Former town Selectwoman Mimi Duphily told the Associated Press that it wasn’t clear what the impact of Coakley’s opinion would be or if it might prompt repeal of the 1968 bylaw.
Duphily defended the town’s crackdown on profanity, telling the AP: “This has nothing to do with freedom of speech. This is about verbal assault.”
Meanwhile, Emalie Gainey, spokeswoman for Coakley, told the First Amendment Center: “Before us was a measure passed by the town to supplement enforcement of seven existing bylaws, including the town’s 1968 profanity bylaw. We found this new enforcement measure to be generally consistent with state and federal law. However, we have determined that some of the underlying bylaws passed more than 30 years ago no longer meet constitutional standards and those bylaws should be repealed by the town, and in the meantime, not actively enforced.”

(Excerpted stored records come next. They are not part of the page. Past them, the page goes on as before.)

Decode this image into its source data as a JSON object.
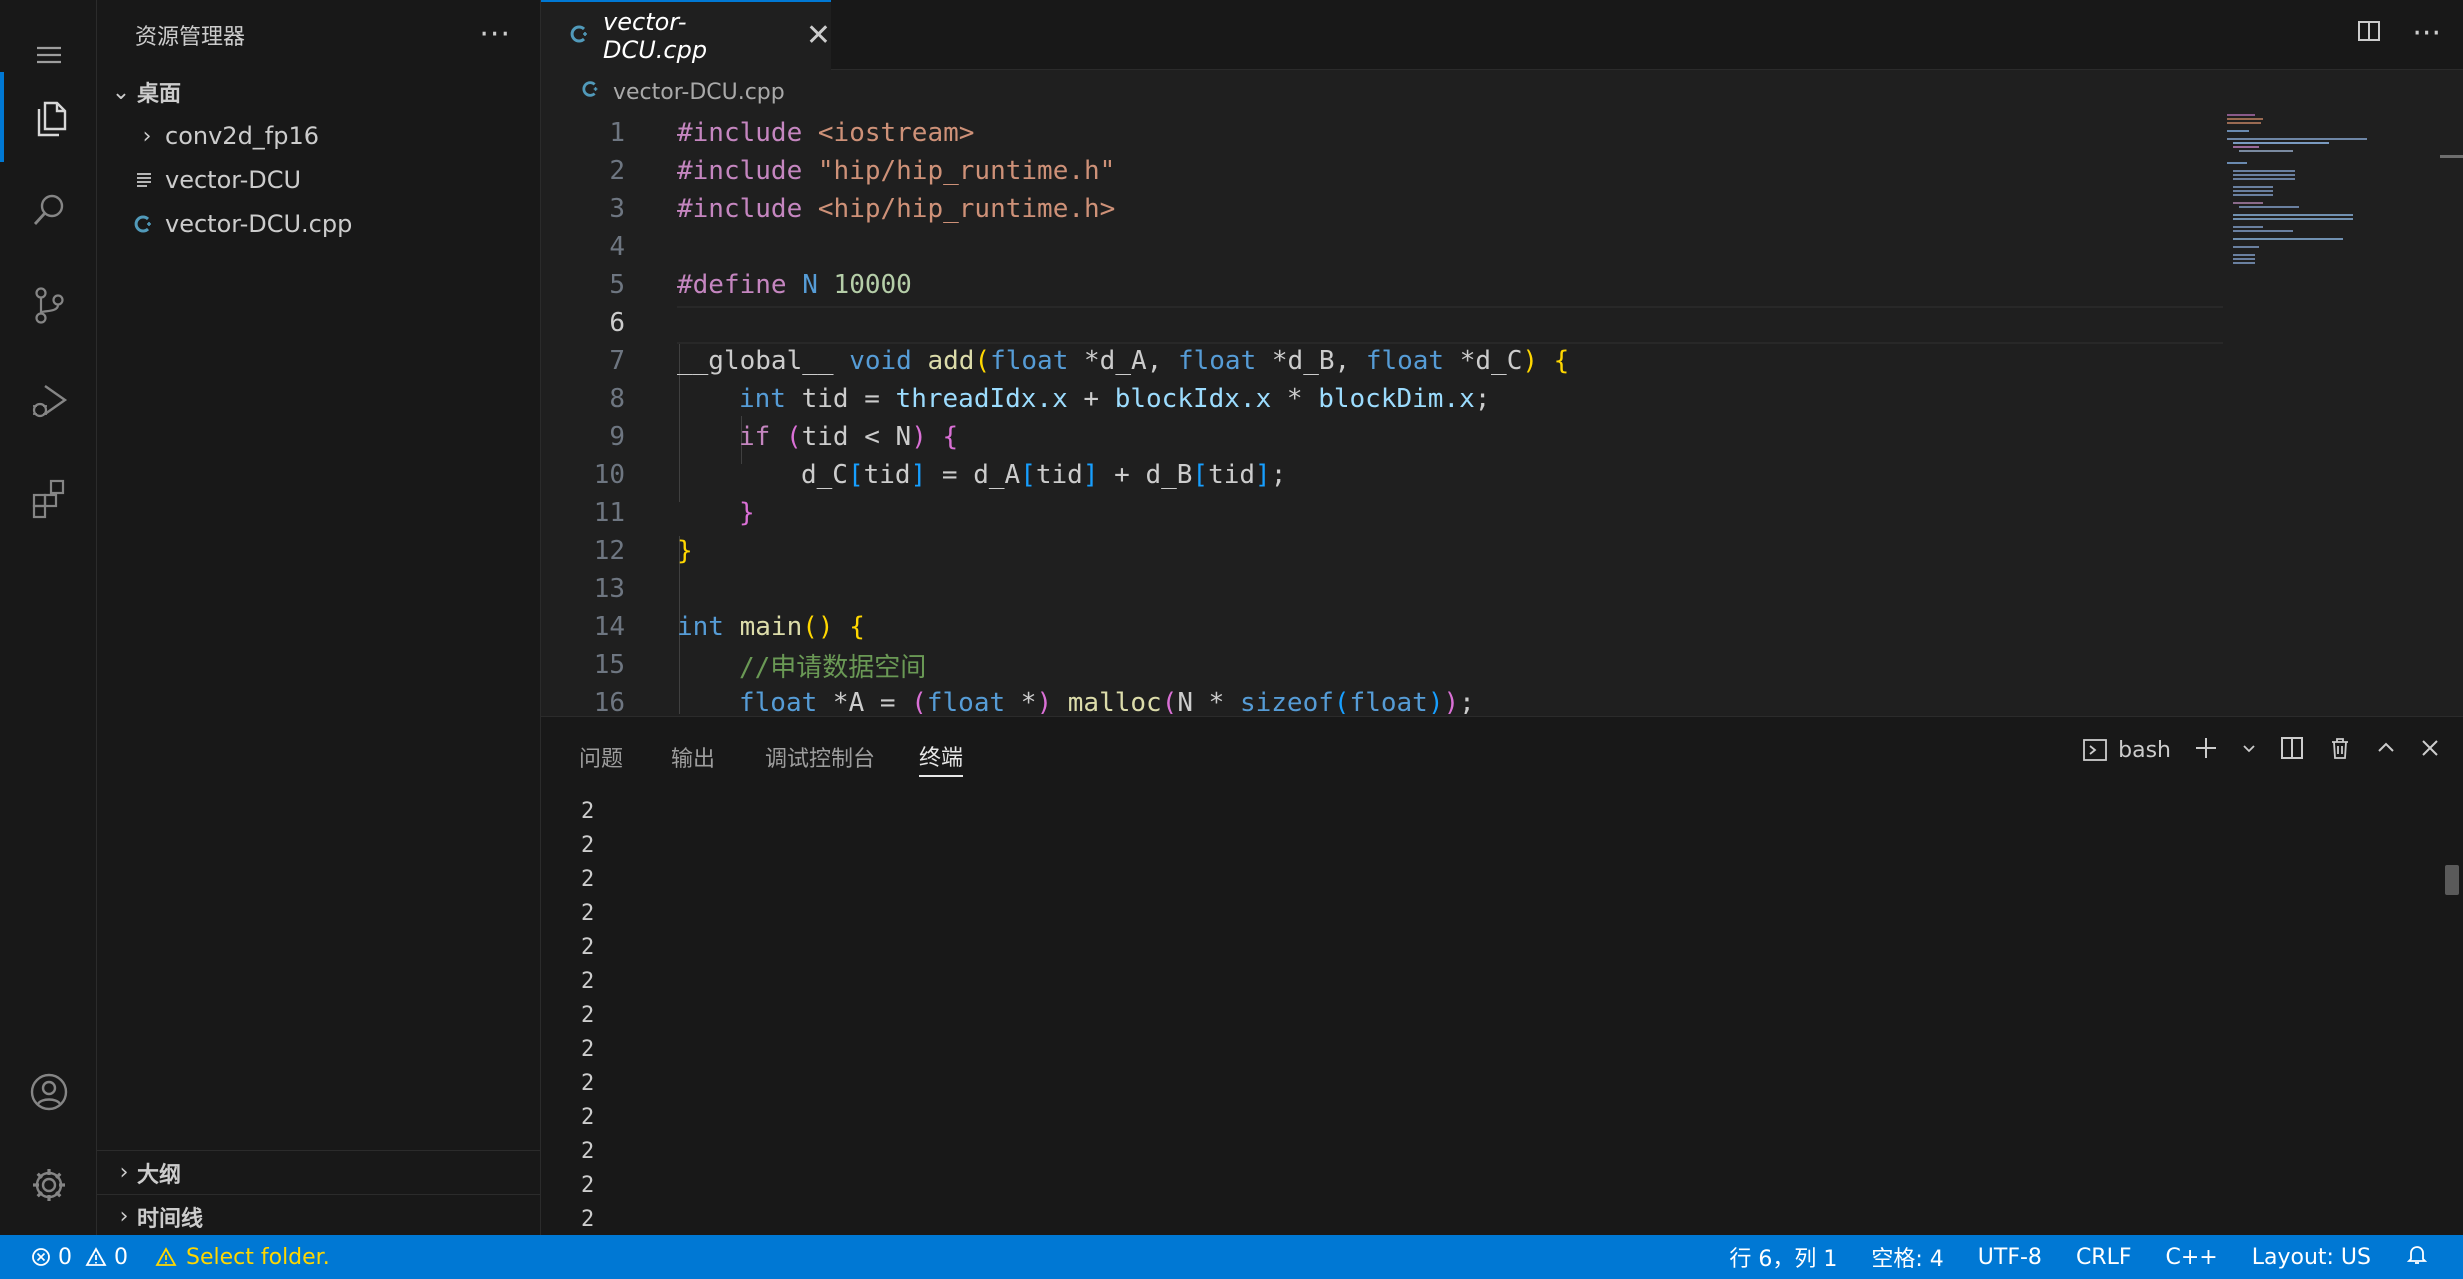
{
  "explorer": {
    "title": "资源管理器",
    "more_label": "···",
    "folder_name": "桌面",
    "items": [
      {
        "label": "conv2d_fp16",
        "kind": "folder"
      },
      {
        "label": "vector-DCU",
        "kind": "file"
      },
      {
        "label": "vector-DCU.cpp",
        "kind": "cpp"
      }
    ],
    "outline_label": "大纲",
    "timeline_label": "时间线"
  },
  "editor": {
    "tab_label": "vector-DCU.cpp",
    "tab_close": "✕",
    "breadcrumb": "vector-DCU.cpp",
    "current_line": 6,
    "lines": [
      {
        "n": "1"
      },
      {
        "n": "2"
      },
      {
        "n": "3"
      },
      {
        "n": "4"
      },
      {
        "n": "5"
      },
      {
        "n": "6"
      },
      {
        "n": "7"
      },
      {
        "n": "8"
      },
      {
        "n": "9"
      },
      {
        "n": "10"
      },
      {
        "n": "11"
      },
      {
        "n": "12"
      },
      {
        "n": "13"
      },
      {
        "n": "14"
      },
      {
        "n": "15"
      },
      {
        "n": "16"
      }
    ],
    "code": {
      "l1_a": "#include",
      "l1_b": " <iostream>",
      "l2_a": "#include",
      "l2_b": " \"hip/hip_runtime.h\"",
      "l3_a": "#include",
      "l3_b": " <hip/hip_runtime.h>",
      "l5_a": "#define",
      "l5_b": " N",
      "l5_c": " 10000",
      "l7_a": "__global__ ",
      "l7_b": "void",
      "l7_c": " add",
      "l7_d": "(",
      "l7_e": "float",
      "l7_f": " *d_A, ",
      "l7_g": "float",
      "l7_h": " *d_B, ",
      "l7_i": "float",
      "l7_j": " *d_C",
      "l7_k": ")",
      "l7_l": " {",
      "l8_a": "int",
      "l8_b": " tid = ",
      "l8_c": "threadIdx.x",
      "l8_d": " + ",
      "l8_e": "blockIdx.x",
      "l8_f": " * ",
      "l8_g": "blockDim.x",
      "l8_h": ";",
      "l9_a": "if",
      "l9_b": " (",
      "l9_c": "tid < N",
      "l9_d": ")",
      "l9_e": " {",
      "l10_a": "d_C",
      "l10_b": "[",
      "l10_c": "tid",
      "l10_d": "]",
      "l10_e": " = ",
      "l10_f": "d_A",
      "l10_g": "[",
      "l10_h": "tid",
      "l10_i": "]",
      "l10_j": " + ",
      "l10_k": "d_B",
      "l10_l": "[",
      "l10_m": "tid",
      "l10_n": "]",
      "l10_o": ";",
      "l11_a": "}",
      "l12_a": "}",
      "l14_a": "int",
      "l14_b": " main",
      "l14_c": "()",
      "l14_d": " {",
      "l15_a": "//申请数据空间",
      "l16_a": "float",
      "l16_b": " *A = ",
      "l16_c": "(",
      "l16_d": "float",
      "l16_e": " *",
      "l16_f": ")",
      "l16_g": " malloc",
      "l16_h": "(",
      "l16_i": "N * ",
      "l16_j": "sizeof",
      "l16_k": "(",
      "l16_l": "float",
      "l16_m": ")",
      "l16_n": ")",
      "l16_o": ";"
    }
  },
  "panel": {
    "tabs": [
      "问题",
      "输出",
      "调试控制台",
      "终端"
    ],
    "active_tab": "终端",
    "shell_label": "bash",
    "terminal_lines": [
      "2",
      "2",
      "2",
      "2",
      "2",
      "2",
      "2",
      "2",
      "2",
      "2",
      "2",
      "2",
      "2"
    ]
  },
  "statusbar": {
    "errors": "0",
    "warnings": "0",
    "message": "Select folder.",
    "position": "行 6，列 1",
    "spaces": "空格: 4",
    "encoding": "UTF-8",
    "eol": "CRLF",
    "language": "C++",
    "layout": "Layout: US"
  },
  "colors": {
    "accent": "#0078d4",
    "editor_bg": "#1f1f1f",
    "sidebar_bg": "#181818",
    "warning": "#cca700"
  }
}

The AP reported that Coakley questioned two other bylaws, asking the town to reconsider “a 1972 measure against the making of an ‘alarming or tumultuous noise,’ and an antiquated 1927 bylaw that prohibited, among other things, throwing snow balls or playing football on a public street.”
The Massachusetts attorney general employed sound reasoning in analyzing the profanity measure. She accurately noted that the underlying 1968 ordinance created First Amendment problems by criminalizing profane language. As Ken Paulson, First Amendment Center president, told The Wall Street Journal in June, the law is not narrowly tailored and way too broad.
A broad ban on profanity violates fundamental free-speech guarantees. Profanity can be prohibited, but only if it is part of a true threat, constitutes fighting words or incites imminent lawless action.